Q: Talk about your dad's influence on you.
A: Growing up, he always told me to be myself. He never forced me to play football or do anything. He let me decide and grow to be my own man. He let me make my mistakes, but he has always been there to support me.
Q: How old were you when your dad took down the family's basketball goal?
A: I believe he took it down my freshman year at Ole Miss.
Q: While you were growing up, Peyton didn't let up on you even though he was bigger?
A: No, he didn't. Cooper (the oldest brother) and Peyton had some good games against each other. I was too young to hang with them for awhile. When Peyton was in college and I was a junior and senior in high school, that's when we had some better matches.
Q: What has been the key to Ole Miss' 3-1 start in SEC play?

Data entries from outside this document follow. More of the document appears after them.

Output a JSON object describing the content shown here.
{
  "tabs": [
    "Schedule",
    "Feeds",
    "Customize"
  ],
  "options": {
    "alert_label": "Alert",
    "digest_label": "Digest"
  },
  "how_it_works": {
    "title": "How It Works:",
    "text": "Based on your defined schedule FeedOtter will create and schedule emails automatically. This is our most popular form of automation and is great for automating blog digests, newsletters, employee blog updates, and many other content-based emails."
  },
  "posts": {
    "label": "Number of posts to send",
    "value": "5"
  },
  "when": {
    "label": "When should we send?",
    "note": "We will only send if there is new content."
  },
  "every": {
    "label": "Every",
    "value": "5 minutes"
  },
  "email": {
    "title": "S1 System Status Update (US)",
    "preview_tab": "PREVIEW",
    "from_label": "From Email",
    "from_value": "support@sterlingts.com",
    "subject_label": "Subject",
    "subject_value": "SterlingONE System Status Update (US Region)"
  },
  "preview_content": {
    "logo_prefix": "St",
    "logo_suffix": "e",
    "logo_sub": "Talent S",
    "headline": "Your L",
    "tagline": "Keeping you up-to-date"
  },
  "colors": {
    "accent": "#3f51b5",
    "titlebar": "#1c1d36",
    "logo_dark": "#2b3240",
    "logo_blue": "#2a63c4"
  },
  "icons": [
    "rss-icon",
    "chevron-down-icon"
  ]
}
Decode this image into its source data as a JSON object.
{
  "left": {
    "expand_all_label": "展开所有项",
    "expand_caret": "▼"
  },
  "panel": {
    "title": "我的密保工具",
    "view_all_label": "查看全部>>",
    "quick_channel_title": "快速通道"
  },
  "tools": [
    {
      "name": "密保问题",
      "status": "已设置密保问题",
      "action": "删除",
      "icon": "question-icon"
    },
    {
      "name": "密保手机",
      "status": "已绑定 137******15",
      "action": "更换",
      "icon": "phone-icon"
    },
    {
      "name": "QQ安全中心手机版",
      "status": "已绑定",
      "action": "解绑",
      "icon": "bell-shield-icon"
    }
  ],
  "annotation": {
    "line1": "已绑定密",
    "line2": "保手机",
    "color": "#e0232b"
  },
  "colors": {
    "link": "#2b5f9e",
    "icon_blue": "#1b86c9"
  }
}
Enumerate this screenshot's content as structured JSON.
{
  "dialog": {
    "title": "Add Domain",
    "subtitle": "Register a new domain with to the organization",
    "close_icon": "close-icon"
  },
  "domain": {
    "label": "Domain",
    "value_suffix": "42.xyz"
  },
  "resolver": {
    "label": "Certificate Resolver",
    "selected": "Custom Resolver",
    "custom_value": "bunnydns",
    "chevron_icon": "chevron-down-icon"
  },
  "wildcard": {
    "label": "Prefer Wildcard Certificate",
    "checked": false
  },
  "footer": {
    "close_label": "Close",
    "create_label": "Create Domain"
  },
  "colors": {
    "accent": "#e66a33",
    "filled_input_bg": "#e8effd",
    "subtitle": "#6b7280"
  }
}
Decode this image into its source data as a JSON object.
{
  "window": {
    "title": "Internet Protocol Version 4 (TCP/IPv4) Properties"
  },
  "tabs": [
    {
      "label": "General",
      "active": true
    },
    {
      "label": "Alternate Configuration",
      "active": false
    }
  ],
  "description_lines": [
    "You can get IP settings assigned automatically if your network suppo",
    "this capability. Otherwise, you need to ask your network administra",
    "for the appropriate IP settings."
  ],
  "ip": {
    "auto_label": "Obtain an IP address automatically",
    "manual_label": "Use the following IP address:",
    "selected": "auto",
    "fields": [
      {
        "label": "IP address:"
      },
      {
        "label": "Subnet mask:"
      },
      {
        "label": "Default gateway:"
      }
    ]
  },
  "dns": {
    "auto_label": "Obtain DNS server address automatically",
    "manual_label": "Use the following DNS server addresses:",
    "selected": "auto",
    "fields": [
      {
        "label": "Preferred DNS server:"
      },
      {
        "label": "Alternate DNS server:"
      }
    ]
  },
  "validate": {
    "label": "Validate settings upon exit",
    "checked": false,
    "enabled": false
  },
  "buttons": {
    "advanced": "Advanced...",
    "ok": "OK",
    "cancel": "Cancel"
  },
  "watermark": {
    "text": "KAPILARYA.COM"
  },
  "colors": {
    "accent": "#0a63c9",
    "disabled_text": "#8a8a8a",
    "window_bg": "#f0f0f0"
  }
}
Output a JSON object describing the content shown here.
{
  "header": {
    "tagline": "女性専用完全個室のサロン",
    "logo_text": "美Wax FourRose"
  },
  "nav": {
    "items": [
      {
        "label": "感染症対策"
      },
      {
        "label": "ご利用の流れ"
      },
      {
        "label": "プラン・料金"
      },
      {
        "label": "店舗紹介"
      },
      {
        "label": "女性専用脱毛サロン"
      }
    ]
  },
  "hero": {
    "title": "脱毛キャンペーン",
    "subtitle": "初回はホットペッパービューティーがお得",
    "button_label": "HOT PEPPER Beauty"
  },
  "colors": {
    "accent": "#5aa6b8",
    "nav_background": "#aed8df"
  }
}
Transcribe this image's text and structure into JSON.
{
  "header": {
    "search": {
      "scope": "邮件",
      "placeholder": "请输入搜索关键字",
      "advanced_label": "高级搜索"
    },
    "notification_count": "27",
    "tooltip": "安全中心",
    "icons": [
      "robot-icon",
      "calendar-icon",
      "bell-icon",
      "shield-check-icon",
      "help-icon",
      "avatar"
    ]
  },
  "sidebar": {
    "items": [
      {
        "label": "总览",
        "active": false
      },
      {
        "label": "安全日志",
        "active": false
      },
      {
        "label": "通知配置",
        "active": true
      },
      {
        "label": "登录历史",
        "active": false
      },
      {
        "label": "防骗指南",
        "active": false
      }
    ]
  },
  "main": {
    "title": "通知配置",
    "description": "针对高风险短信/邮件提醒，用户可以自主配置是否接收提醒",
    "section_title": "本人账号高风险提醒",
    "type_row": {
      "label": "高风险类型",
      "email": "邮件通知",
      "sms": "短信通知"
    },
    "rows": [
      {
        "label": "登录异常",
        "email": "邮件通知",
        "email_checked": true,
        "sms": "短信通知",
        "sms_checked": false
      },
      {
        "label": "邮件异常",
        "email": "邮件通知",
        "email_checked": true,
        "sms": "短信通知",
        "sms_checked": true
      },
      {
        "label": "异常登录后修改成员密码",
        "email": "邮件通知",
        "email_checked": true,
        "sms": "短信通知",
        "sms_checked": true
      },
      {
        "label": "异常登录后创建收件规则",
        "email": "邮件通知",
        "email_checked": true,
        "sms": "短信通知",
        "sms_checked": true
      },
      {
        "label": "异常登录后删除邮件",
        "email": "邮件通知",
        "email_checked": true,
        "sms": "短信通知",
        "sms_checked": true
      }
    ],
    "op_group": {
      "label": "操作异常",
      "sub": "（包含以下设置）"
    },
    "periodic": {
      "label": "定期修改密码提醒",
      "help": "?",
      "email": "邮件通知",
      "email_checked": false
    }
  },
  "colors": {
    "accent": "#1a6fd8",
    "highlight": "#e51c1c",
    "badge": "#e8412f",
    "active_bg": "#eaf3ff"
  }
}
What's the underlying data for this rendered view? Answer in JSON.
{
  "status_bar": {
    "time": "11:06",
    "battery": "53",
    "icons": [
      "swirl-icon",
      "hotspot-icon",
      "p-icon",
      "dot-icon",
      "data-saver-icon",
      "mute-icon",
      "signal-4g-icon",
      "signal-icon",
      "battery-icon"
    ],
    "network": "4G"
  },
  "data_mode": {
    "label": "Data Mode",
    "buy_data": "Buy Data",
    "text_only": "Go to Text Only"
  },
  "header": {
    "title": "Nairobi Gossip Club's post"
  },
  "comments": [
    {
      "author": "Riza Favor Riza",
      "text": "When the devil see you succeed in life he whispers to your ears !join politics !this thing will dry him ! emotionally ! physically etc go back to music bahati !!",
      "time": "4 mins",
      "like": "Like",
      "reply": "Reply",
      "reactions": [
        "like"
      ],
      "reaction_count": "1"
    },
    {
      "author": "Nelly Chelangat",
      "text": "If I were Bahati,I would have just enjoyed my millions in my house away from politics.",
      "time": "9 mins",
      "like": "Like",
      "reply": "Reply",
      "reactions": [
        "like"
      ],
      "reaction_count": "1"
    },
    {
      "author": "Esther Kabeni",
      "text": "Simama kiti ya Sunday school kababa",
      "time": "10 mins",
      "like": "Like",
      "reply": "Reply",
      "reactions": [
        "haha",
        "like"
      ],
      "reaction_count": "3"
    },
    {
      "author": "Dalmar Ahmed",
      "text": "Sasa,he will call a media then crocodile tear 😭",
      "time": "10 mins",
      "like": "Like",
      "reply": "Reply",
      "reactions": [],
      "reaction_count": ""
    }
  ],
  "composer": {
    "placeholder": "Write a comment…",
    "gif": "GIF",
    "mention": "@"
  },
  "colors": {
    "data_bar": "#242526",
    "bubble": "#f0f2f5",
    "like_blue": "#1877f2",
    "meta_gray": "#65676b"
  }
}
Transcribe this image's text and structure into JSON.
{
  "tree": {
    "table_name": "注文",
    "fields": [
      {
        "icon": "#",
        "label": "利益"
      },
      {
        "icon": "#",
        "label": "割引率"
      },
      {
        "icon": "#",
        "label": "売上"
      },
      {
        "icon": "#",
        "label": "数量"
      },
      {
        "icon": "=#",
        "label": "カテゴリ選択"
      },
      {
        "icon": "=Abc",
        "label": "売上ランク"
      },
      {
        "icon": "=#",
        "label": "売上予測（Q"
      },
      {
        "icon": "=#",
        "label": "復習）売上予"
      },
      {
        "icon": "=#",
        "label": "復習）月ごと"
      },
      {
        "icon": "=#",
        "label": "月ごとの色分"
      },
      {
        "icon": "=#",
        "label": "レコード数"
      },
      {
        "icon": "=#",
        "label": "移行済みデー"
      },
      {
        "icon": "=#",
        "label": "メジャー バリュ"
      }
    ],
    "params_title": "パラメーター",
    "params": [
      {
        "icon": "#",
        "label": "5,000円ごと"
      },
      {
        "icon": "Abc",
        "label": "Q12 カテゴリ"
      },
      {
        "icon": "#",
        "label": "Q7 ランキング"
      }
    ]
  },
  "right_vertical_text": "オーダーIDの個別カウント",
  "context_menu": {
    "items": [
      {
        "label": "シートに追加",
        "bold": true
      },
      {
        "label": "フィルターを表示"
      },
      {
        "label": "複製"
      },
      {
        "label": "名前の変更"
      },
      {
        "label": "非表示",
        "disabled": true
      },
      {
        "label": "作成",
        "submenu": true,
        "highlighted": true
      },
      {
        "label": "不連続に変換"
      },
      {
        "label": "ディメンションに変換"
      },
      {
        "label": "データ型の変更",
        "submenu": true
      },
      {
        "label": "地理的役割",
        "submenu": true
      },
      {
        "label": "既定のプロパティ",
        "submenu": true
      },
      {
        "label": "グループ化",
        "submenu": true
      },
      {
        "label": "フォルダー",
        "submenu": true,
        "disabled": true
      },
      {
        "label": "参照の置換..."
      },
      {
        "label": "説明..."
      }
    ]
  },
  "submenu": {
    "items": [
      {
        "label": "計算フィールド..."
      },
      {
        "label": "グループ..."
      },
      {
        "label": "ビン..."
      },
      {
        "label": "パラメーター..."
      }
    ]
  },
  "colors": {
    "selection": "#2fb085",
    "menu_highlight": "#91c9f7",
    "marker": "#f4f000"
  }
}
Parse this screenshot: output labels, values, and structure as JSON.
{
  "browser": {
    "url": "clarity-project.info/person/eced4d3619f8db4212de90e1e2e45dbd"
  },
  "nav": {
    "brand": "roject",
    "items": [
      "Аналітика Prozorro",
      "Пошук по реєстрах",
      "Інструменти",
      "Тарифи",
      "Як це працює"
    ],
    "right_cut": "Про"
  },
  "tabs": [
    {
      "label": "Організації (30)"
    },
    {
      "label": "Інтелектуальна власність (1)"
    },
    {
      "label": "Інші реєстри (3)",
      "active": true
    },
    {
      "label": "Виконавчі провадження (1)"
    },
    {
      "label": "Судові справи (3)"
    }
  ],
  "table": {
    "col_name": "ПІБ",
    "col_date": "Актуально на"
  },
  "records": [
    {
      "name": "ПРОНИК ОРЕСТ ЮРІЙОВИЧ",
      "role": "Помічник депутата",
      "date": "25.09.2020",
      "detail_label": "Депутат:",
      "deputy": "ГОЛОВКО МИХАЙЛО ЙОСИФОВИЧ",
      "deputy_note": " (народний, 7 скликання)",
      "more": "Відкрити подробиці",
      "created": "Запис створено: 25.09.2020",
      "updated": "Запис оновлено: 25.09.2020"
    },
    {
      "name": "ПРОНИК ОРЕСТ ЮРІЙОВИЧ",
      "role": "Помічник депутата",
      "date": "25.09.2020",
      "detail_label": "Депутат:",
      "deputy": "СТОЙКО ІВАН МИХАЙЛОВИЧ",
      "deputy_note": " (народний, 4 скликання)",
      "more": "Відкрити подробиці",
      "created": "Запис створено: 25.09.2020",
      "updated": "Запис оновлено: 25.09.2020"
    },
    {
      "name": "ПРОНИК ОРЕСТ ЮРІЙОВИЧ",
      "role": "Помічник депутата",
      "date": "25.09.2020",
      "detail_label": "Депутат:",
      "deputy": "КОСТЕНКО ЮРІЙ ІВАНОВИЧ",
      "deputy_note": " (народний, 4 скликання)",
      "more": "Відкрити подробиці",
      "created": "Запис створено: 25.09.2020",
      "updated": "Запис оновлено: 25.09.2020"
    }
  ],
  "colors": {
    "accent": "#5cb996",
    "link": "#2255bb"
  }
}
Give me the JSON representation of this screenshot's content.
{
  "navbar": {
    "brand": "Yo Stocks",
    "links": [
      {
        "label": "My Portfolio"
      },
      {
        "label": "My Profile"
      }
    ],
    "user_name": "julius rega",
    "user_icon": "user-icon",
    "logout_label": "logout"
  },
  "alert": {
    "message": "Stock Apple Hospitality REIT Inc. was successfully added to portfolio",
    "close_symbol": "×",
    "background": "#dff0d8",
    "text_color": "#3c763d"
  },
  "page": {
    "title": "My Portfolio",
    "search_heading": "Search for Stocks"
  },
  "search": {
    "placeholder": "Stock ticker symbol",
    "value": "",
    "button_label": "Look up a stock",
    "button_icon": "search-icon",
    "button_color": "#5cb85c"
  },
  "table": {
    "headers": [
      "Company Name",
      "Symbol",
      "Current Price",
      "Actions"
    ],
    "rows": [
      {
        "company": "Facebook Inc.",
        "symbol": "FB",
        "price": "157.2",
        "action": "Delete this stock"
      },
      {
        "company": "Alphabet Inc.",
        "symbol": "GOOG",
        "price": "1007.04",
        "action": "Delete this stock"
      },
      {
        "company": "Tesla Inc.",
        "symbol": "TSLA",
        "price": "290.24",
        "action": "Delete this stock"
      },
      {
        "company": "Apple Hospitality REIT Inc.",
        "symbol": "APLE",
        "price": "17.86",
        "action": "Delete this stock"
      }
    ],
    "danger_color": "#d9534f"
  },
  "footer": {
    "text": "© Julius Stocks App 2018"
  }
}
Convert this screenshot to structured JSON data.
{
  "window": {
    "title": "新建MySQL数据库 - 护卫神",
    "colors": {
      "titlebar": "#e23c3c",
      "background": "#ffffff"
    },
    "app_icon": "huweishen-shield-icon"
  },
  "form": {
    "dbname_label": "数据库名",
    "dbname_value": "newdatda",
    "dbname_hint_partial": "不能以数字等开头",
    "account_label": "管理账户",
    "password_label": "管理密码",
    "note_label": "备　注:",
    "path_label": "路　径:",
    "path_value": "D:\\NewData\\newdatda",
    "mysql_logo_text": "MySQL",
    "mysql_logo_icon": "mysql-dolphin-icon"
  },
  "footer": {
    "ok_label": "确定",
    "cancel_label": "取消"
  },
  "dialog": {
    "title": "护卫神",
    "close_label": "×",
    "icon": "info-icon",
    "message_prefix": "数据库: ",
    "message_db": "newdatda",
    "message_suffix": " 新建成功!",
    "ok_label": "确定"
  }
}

A: It's been a good season so far, but we have to keep it going. You can't worry about the preseason predictions. You never know what can happen. You never know which team will start out hot. Last season, we were picked high in the SEC, but we didn't perform as well as people expected. This year, we were picked low, and now we are near the top. But, we just have to go out and compete every game and just keeping winning.
Q: Talk about in what areas the offense needs to improve?
A: We're getting good starts, and at times, we're playing really well. However, there have been times where we stop playing. In the LSU game, we had six series in a row where we punted the ball. We need to work on playing a complete game; maybe not scoring every drive, but where we are moving the ball and getting first downs.
Q: What about your touchdown-to-interception ratio?
A: A lot of that is the offensive line is doing a great job protecting me. I'm sitting there and not having to throw the ball early. I'm getting the chance to read the defense because they (offensive line) are giving me time to pick up my receivers and make the throw. My goal has been not to make big mistakes. If I'm not sure I can make the pass, then I'll take the sack or throw it away. I'm just trying to move the chains and get first downs and not force the ball down the field.